"Upon closer inspection, there are 2 civilians in lethal range."
"--try again."
"Thank you for the correction; there are in fact 3 civilians in lethal range."
"Nope."
"I apologize for the confusion. To avoid further error, I have just ensured that 0 living civilians remain in range"
Someday, with enough server farms cranking away through gigawatts of power and oceans of cooling water we’ll achieve the dream of building a computer that can count to three
These LLMs aren't trained to learn words character by character, instead they're grouped together a as multiple characters in a token. They can only spell them out if they've seen them spelled out, and will only parse questions about the letters correct if they invoke the spelled out version
The fact that they can't reliably check for a spelled out version (and that the companies haven't realized this is an issue and set it up to ask a dictionary program to get spelled out versions when they get questions like this) means they fail badly and hilariously
Bing chat gets it wrong the first time but there is a guardrail that when you ask it to count again that does the spelled out version and gets it right; guardrails probably add a little latency and cost to the query
the other day I tried to conjure an analog clock and display a specific time and it never came close and kept telling me it was showing me the right time so... I literally wouldn't ask it the time of day
The funny thing is that AI can regurgitate code that works at least half of the time.

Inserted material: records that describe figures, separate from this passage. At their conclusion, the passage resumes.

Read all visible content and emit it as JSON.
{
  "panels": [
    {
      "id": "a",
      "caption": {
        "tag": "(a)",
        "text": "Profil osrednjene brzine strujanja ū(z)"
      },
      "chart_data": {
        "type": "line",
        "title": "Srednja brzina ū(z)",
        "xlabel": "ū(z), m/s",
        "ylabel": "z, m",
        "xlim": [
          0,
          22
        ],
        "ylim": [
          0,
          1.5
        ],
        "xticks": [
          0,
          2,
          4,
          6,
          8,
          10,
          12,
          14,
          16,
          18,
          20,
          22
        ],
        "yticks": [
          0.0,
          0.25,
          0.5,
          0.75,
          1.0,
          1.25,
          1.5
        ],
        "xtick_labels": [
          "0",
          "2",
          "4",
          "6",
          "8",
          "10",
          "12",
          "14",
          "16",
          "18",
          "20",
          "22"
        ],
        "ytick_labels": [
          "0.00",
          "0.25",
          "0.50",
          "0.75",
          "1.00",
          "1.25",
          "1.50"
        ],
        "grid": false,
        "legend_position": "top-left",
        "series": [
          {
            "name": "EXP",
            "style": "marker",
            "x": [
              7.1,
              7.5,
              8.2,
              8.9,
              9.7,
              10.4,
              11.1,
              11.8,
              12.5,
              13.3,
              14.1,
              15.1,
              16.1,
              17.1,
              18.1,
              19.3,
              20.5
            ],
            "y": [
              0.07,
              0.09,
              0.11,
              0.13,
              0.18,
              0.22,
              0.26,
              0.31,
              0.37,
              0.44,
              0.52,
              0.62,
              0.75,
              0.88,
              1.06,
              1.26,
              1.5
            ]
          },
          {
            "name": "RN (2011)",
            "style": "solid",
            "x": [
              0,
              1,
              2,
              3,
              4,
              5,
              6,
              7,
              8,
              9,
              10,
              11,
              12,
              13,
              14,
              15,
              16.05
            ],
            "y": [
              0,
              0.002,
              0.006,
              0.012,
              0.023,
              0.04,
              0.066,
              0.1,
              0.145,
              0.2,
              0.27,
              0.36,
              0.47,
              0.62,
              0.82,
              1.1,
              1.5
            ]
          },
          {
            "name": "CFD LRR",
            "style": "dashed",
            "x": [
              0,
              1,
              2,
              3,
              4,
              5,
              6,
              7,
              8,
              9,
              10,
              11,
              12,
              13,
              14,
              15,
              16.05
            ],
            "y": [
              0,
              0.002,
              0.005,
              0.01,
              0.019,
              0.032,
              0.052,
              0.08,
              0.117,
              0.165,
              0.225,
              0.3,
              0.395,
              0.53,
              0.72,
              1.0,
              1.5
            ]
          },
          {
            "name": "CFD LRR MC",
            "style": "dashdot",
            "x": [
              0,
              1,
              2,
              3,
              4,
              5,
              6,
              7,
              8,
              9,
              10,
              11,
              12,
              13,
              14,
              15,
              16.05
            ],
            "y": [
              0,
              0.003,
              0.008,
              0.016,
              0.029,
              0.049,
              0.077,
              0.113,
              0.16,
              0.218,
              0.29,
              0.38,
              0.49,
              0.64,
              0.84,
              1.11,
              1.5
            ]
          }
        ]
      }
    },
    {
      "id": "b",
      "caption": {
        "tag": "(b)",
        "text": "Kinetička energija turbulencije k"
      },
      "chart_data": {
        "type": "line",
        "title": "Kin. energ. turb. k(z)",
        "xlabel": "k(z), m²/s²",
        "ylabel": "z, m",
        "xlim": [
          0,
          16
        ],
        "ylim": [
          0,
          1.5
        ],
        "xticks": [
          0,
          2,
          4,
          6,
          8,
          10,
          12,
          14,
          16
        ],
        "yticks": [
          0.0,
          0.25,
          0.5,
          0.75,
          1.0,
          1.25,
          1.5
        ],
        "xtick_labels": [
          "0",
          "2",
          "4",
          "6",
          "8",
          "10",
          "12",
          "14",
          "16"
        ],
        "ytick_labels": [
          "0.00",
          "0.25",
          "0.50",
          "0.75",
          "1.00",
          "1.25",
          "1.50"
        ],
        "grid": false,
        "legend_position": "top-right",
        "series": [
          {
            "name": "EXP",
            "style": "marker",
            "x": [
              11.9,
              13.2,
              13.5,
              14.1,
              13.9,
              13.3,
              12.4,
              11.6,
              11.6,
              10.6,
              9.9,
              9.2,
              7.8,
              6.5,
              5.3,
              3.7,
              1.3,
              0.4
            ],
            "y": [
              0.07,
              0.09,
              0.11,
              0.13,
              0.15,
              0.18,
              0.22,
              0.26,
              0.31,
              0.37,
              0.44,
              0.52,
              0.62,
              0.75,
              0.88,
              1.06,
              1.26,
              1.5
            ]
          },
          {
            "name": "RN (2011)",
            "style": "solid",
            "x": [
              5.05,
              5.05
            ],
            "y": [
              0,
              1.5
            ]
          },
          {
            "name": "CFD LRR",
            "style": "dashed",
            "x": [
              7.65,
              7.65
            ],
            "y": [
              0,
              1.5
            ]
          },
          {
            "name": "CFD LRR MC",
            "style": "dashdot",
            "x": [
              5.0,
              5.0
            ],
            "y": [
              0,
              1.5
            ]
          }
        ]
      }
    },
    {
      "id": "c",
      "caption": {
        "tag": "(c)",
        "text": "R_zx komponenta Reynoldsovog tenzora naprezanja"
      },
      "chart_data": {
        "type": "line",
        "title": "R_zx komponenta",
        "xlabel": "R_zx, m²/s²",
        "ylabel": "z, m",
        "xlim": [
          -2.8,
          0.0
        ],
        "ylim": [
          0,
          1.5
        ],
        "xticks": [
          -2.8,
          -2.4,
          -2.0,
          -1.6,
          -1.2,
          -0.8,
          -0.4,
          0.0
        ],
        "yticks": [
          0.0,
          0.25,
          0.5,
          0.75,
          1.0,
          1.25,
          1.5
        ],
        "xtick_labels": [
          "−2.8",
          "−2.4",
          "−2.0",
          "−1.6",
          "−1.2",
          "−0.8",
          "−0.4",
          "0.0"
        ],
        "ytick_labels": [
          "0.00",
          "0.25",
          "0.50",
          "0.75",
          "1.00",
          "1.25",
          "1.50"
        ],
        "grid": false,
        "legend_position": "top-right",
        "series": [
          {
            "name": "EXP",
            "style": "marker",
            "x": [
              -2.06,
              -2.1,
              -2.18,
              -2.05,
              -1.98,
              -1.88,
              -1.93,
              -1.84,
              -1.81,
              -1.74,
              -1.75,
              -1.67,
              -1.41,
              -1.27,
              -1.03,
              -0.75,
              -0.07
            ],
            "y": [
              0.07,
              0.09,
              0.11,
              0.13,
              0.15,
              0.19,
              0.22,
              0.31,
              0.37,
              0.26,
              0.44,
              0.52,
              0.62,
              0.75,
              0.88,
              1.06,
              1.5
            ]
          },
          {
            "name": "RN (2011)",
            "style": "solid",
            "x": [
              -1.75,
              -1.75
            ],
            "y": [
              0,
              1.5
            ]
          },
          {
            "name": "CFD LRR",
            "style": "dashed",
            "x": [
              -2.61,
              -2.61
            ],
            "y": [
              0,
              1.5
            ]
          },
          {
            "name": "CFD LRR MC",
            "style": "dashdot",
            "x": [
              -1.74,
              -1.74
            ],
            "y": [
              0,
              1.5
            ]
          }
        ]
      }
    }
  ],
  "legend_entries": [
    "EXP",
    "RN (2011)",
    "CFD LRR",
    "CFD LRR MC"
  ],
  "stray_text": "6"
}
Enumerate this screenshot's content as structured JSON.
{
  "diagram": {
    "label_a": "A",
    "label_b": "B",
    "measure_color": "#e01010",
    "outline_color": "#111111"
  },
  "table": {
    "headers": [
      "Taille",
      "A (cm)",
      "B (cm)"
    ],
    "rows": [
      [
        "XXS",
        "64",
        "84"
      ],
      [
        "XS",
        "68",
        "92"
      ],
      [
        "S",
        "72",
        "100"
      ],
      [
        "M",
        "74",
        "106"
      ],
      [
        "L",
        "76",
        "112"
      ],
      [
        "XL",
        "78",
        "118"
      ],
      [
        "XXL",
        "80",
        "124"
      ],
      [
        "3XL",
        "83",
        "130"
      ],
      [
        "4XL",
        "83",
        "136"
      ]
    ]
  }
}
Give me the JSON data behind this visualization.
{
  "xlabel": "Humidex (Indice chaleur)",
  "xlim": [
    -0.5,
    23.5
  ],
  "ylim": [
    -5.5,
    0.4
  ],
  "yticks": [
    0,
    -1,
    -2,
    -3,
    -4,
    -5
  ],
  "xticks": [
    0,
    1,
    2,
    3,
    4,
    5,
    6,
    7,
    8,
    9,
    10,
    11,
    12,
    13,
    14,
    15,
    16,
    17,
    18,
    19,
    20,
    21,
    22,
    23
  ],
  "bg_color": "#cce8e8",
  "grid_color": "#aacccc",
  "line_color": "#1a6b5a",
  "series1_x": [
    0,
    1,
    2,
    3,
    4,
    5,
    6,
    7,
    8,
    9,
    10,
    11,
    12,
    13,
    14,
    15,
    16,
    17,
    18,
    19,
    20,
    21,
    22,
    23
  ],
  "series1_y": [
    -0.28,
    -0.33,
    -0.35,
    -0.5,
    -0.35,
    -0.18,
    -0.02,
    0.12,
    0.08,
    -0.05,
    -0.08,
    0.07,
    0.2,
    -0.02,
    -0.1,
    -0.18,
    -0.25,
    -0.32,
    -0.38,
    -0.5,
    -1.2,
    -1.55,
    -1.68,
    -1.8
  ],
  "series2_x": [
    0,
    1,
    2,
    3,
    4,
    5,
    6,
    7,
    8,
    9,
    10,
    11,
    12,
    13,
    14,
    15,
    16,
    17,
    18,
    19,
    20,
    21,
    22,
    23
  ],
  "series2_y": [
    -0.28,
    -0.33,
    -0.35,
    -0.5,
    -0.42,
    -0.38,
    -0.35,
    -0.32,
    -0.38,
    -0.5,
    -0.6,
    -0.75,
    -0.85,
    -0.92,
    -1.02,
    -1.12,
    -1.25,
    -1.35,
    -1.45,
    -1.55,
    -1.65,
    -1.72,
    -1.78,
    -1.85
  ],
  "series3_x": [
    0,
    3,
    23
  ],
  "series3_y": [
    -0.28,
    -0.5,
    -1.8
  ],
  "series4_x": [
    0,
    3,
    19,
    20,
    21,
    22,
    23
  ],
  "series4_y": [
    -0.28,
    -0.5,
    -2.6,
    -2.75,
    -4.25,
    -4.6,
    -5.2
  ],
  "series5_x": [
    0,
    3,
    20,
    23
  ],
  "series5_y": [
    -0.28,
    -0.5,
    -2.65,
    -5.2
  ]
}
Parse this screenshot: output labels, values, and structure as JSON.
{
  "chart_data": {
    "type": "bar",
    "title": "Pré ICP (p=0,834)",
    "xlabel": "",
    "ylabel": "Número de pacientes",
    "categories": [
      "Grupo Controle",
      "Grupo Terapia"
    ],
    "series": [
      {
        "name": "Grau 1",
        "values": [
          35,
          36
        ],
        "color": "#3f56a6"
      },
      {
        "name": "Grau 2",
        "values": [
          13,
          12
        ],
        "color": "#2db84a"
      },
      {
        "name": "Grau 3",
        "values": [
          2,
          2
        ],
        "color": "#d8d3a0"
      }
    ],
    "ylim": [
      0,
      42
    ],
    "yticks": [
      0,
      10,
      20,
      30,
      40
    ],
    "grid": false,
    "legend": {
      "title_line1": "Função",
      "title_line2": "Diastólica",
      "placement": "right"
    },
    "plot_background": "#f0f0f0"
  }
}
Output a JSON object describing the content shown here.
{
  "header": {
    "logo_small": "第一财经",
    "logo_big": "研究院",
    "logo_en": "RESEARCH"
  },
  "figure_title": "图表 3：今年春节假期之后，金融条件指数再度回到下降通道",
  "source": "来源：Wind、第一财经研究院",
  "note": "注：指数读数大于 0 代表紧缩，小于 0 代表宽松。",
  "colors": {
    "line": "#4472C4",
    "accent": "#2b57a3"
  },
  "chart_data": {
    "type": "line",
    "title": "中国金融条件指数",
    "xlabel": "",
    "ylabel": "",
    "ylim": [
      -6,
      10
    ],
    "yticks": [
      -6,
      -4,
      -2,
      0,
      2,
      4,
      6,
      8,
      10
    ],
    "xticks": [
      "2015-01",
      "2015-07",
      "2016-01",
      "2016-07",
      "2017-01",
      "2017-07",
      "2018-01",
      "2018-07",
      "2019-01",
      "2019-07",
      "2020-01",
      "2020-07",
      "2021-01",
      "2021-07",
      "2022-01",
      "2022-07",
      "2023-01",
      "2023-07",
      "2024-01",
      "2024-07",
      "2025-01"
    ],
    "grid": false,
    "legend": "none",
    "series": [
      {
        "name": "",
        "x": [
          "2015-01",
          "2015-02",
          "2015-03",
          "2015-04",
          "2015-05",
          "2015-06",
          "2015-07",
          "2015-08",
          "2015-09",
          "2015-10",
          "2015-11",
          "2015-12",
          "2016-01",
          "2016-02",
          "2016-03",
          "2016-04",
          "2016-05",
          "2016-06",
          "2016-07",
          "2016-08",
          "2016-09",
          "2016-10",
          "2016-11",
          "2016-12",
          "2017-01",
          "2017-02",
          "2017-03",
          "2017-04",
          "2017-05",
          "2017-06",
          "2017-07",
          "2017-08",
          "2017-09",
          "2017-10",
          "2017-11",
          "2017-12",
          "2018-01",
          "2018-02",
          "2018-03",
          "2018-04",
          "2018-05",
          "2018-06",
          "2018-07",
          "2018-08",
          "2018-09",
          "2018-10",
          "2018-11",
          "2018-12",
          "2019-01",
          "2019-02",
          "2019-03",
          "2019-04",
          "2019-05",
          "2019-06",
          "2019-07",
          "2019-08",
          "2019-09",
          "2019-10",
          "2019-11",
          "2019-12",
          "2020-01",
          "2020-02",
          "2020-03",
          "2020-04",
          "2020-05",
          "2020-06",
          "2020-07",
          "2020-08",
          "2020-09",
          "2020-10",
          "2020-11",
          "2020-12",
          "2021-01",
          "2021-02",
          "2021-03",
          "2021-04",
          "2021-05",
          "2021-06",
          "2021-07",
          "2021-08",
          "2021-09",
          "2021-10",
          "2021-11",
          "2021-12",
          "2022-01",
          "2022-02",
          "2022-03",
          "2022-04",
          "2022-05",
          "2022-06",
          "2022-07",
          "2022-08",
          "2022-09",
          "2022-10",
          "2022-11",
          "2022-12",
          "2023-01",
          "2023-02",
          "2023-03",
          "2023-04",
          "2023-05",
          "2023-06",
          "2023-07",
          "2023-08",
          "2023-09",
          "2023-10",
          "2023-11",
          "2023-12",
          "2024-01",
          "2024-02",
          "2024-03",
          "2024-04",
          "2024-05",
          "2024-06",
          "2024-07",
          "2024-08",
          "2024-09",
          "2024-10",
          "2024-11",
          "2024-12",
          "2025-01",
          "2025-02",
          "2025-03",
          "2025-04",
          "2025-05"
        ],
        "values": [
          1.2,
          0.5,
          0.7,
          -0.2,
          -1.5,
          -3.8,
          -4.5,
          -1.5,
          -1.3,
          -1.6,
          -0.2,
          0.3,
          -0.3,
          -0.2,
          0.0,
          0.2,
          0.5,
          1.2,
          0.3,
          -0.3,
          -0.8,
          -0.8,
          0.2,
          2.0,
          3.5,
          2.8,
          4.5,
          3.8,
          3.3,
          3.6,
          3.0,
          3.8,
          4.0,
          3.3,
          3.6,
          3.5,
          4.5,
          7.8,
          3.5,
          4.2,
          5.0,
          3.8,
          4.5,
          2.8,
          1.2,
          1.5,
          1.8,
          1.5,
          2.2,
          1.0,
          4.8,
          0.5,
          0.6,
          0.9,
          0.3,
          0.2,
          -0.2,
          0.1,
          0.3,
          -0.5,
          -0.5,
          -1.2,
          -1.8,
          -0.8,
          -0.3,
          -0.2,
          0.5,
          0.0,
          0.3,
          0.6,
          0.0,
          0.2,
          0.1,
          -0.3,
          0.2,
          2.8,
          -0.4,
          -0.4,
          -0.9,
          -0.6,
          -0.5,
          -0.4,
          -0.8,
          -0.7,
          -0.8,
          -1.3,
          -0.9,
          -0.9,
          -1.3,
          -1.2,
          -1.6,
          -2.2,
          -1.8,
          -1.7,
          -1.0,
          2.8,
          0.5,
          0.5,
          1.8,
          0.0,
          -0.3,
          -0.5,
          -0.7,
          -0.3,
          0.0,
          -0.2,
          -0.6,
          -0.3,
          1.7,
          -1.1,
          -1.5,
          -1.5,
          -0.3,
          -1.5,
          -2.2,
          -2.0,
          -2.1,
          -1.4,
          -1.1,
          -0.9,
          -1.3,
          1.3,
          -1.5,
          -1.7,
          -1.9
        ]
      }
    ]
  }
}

So if you asked it to write regex and run it, it could do that - but of course has no understanding that it's the same thing as counting r's
What’s going on here is that the input text is passed through a tokenizer that turns the whole word into a vector before it’s passed to a neural net. The inner neural net can’t even see the character-level details so it’s forced to guess. This also accounts for challenges with getting it to rhyme.